Fourteen months have passed since the Wexford woman disappeared off our screens after she took early retirement from the national broadcaster.
The closest we have seen of Anne since was on a postage stamp, one of a series from An Post celebrating RTÉ's TV50.
But in the spring of 2013, she remains as razor sharp and funny beneath her trademark blonde bob.
"I've just come back from Jamaica and in the last two years have been doing a lot of travelling. The freedom of not working is that on a miserable rainy day in Ireland, you can ring a friend and say 'what about the Canaries?', and be off into the sunshine without worrying about changing shifts, or whether you'll be back in time for work next week."
Another thing Anne doesn't have to worry about is the news. She says she rarely catches the bulletins she once hosted on TV .

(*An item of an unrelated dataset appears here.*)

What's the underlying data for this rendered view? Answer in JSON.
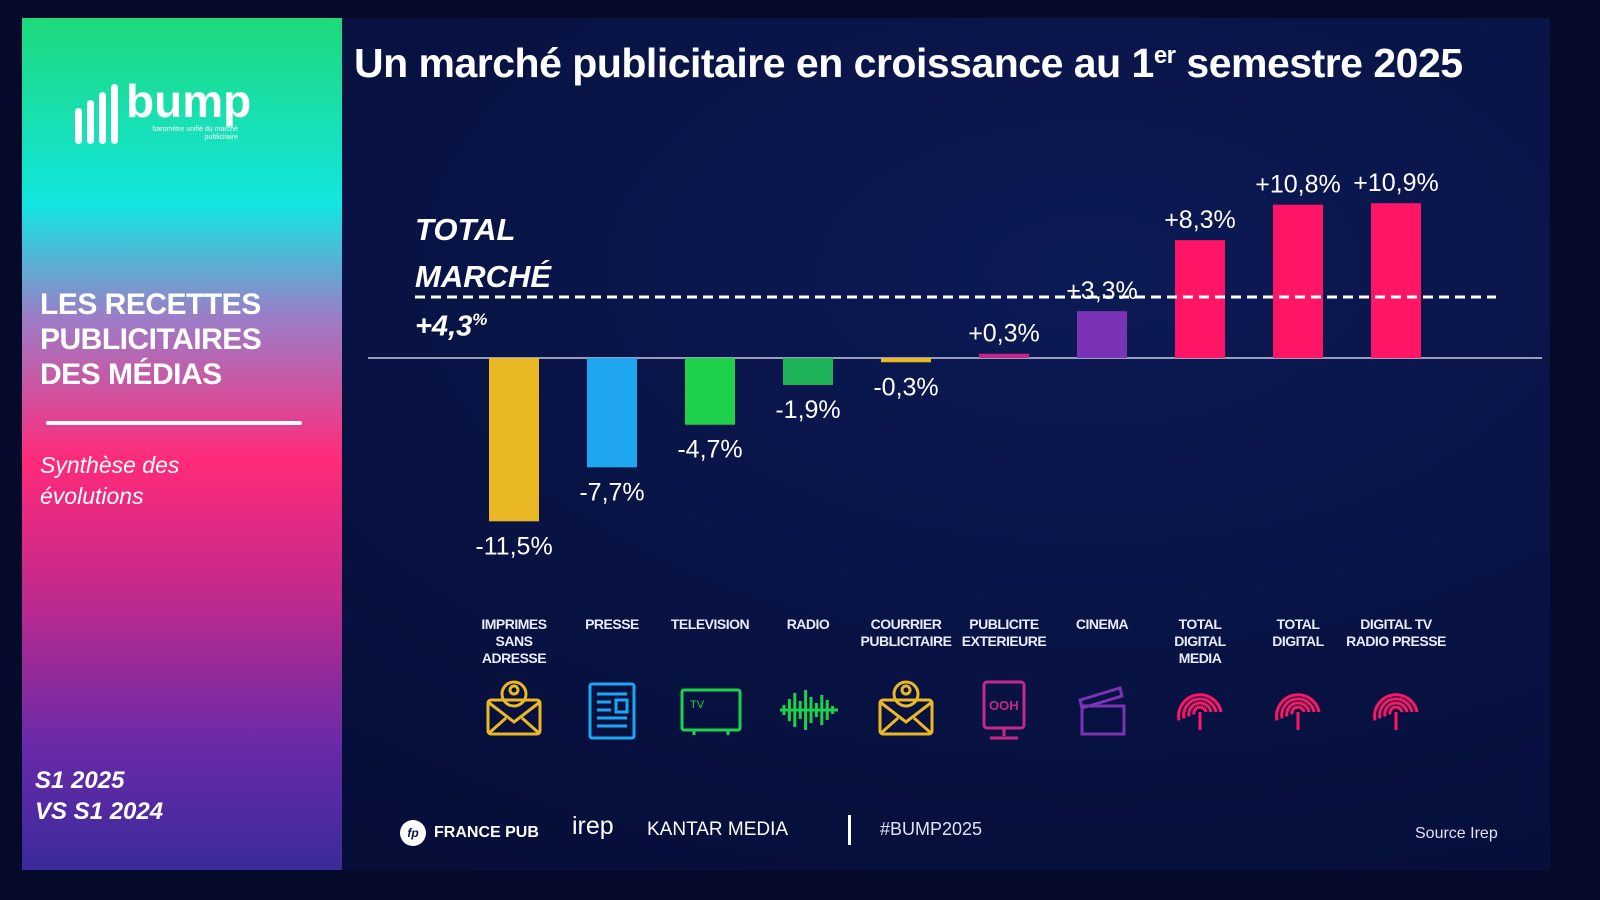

"It doesn't matter now whereas before there was always a terror that you had to keep up with everything. Now I really don't care. If I'm on a beach, I'll be reading a thriller and enjoying not having to be up on everything because I'm Anne Doyle off the news," she said.
Much of this new life has been spent in the company of her long-term partner, restaurateur Dan McGrattan, but despite describing herself as "a hopeless romantic", she says marriage is not on the agenda in the years ahead for her and Dan.
"I'm a great believer in leaving things alone if they are fine. What's that old adage? If it ain't broke, don't fix it.
"In life, happiness is not guaranteed. There's a modern view that we should be happy all the time, but actually life is not like that.
But while Anne prefers to keep the affairs of the heart a mystery, she is quite frank when it comes to discussing her reasons for leaving Montrose. In 2010, it seemed inconceivable that RTÉ's news anchor could retire after word leaked to the press that she was seeking early retirement.
"I found it hard to understand the fuss," said Anne, who joined RTÉ as a newsreader in 1978, aged 26.
"It's not as if I was a garda, a doctor or a nurse. If you collapse clutching your chest, it's not Anne Doyle you'll be looking for."